Horgan also indicated, in a joint press conference with Washington governor Jay Inslee, that the high-speed rail line would terminate in Surrey, where passengers could connect with existing transit systems, primarily SkyTrain.
Mayor Doug McCallum is enthusiastic about this, as can be expected.
It’s a good idea to do more study of high-speed rail, which has been discussed for years. Washington state has been a major proponent of the idea, with B.C. and Oregon also contributing funds towards getting the project started.
Estimates are the whole line between Portland and Surrey would cost as much as $42 billion, with a completion date of 2035. However, it would move passengers at a much higher rate of speed than any other land transportation. It would be well-utilized and certainly offer viable alternatives to driving or flying.
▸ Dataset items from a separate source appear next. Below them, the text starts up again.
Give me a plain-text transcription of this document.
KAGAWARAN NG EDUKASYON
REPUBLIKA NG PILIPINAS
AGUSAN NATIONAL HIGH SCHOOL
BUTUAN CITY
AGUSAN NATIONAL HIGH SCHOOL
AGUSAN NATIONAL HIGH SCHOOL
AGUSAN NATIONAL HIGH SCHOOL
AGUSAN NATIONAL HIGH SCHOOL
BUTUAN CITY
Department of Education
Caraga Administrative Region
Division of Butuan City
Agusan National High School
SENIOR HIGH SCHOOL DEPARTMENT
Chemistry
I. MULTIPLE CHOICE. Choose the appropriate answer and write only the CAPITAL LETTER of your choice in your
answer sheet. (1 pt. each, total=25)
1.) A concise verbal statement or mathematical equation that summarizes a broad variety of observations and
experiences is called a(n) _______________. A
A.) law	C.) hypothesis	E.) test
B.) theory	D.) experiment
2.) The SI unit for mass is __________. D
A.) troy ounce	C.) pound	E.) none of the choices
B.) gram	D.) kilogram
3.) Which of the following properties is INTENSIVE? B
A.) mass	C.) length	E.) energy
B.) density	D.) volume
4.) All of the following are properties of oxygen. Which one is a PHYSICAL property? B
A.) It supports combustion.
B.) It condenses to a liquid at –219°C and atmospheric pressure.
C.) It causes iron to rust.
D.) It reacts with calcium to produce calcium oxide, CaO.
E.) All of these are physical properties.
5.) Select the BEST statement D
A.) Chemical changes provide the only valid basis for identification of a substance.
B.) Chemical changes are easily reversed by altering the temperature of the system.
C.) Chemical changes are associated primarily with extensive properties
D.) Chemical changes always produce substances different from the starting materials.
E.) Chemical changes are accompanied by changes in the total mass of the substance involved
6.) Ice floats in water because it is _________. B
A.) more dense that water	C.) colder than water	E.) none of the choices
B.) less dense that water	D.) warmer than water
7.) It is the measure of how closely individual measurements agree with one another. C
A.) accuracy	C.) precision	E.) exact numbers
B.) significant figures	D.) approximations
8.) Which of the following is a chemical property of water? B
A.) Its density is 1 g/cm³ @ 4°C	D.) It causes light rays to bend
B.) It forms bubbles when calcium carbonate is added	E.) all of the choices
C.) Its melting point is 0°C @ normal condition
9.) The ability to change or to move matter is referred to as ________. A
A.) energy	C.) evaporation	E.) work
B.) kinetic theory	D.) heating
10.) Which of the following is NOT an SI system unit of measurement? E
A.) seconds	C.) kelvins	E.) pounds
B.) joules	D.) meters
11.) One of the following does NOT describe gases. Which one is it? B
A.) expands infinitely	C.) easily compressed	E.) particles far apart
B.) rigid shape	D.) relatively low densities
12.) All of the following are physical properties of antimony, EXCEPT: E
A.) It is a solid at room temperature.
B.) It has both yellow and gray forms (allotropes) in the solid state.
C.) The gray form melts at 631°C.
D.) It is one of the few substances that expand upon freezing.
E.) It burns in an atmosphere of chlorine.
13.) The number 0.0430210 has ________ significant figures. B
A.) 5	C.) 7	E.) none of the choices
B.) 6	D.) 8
The public is likely highly skeptical. Many people will see this as a pie-in-the-sky idea that will never come about. There has been plenty of discussion for many years, but little tangible progress.
As pointed out by Black Press reporter Tom Zytaruk last week, 10 years ago there was much discussion of high-speed rail all the way from San Diego to Vancouver, along with a “hydrogen highway” (Interstate 5 and Highway 99 in B.C.) to reduce the use of fossil fuels. Then-premier Gordon Campbell and then-California governor Arnold Schwarzenegger were big enthusiasts. Neither project has even come close to fruition.
In fact, on Feb. 12, just a few days after Horgan’s meeting with Inslee, current California governor Gavin Newsom was giving his first State of the State address in Sacramento. In it, he poured a lot of cold water on the state’s current plan to build high-speed rail between San Francisco and Los Angeles, due to the enormous cost.
The estimated costs at present are $77 billion. Work has begun on a stretch between Merced and Bakersfield in the Central Valley, and Newsom said that work would continue.
“Let’s be real. The current project, as planned, would cost too much and, respectfully, take too long,” he said.
While he later walked back some of his comments, after an enormous amount of public reaction to his initial statement, he has a very valid point – is it really practical to build high-speed rail anywhere along the west coast of North America, given the geographical barriers, enormous costs, and vast rural areas between the major west coast cities? Will the benefits be worth that cost?
A high-speed rail terminus in Surrey could be a huge benefit to this city. However, there are so many other factors involved that it would be very premature to get too many hopes up.